The article talks about how today’s parents all think their children are above average.  We know this is statistically impossible.  The extreme emphasis on exceptionalism feels familiar and familiarly uncomfortable to me.  One of the main tenets of my parenting is that I strive to praise my children for their effort, not any innate “specialness.”  Of course I love my children beyond reason.  But I don’t think they are in any way geniuses, or more remarkable than a million other children.  And maybe most importantly:  I don’t want them to think that they are.  I want them to know that I love them for who they are, of course, but I admire and esteem their effort, their dedication, their hard work.  This is the way to success, however we define it, and to joy.

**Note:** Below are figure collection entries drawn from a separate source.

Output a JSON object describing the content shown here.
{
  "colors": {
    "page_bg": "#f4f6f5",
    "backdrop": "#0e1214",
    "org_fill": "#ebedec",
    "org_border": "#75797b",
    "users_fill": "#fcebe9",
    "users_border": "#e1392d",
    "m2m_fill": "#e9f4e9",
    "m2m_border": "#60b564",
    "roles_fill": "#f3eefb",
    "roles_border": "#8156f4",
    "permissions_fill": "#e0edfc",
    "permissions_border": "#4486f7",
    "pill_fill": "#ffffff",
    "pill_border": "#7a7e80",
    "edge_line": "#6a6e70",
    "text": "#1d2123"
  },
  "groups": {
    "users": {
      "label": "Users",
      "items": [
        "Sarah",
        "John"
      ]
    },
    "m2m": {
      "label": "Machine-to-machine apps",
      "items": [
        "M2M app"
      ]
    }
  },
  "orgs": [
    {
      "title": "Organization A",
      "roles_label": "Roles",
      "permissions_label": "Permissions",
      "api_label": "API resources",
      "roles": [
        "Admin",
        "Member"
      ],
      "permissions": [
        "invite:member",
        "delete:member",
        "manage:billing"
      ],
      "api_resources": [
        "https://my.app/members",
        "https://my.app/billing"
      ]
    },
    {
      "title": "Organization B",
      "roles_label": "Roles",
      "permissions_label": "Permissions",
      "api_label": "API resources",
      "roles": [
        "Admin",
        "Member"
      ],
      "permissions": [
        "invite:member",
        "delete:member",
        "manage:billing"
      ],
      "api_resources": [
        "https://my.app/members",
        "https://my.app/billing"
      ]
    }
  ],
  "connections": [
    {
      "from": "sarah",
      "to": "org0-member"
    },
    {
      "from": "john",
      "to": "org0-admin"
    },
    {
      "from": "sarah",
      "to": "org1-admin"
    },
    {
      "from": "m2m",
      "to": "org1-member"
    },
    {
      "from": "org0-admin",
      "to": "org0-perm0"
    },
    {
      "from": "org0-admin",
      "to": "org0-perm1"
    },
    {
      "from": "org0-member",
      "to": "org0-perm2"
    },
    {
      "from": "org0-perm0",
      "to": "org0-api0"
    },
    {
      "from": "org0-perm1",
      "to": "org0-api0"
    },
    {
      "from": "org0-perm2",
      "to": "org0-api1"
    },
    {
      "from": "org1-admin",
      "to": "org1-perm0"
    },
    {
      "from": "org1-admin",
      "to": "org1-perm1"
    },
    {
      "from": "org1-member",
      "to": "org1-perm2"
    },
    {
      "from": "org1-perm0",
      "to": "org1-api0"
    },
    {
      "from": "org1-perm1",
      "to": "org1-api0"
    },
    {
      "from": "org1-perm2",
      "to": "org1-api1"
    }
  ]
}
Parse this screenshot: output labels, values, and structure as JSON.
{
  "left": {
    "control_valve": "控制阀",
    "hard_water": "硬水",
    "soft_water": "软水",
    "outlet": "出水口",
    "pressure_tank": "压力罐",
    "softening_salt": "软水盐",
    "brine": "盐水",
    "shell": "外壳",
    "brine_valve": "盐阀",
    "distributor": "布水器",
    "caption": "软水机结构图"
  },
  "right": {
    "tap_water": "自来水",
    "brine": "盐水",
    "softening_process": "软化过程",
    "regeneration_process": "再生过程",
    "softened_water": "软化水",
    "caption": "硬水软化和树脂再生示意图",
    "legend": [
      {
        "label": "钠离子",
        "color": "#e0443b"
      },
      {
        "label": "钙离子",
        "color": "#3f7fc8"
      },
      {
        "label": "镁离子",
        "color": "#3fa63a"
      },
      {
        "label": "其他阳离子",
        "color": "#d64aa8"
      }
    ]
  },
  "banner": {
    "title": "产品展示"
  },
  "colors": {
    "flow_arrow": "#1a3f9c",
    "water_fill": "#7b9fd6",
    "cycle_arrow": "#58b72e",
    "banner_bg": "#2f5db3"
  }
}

Of course that small phrase, “however we define it,” is at the core of the article.  And this is where this topic gets tricky for me.  On one hand, I feel like a hypocrite.  I have certainly faced my share of critics who say it’s “easy” for someone who went to Exeter and Princeton and Harvard to disavow society’s focus on performance and achievement.  I feel a slippery sense of unease about this, sometimes: do I really, truly believe this, that ordinariness is extraordinary, even though I know I spent so many years valuing achievement and validation above all else?  Do my actions match what I say is my philosophy?

Well, yes.  Who is better positioned that someone who has lived that life to really understand at a deep level how incompletely achievement leads to joy?  Nobody.  And as I’ve written before, all of my frantic success was actually a way to avoid engaging with my own truest desires.  It is only when I let go of that map, released my reliance on an life shaped by external validation, that I began to experience real contentment.  And that was found – yes – in the most ordinary things.  In my children’s instinctive hush when they walked around Walden Pond.  In my observation of how light changes in fundamental ways as we wheel through the year.  In the quiet words of poets that whisper insistently in my head.

There is absolutely nothing wrong, in my view, with achievement, and I plan to keep teaching my children that hard work and goals are critically important.  But this has to be coupled with learning to listen to what Robert Browning called “the low voice my soul hears.”  I want to celebrate my children’s ambition and give them many opportunities to taste the wonder of ordinary life.  Surely it’s possible to do both?  I’m certainly going to try.  When their deepest desires come up against what the world wants them to do, though, I hope they’ll choose the former.  It took me 30 years to have the strength to do that, and I’ve never looked back.

How do you think you measure success?  How do you walk this line in your own life, and, if you are a parent, as you help your children navigate theirs?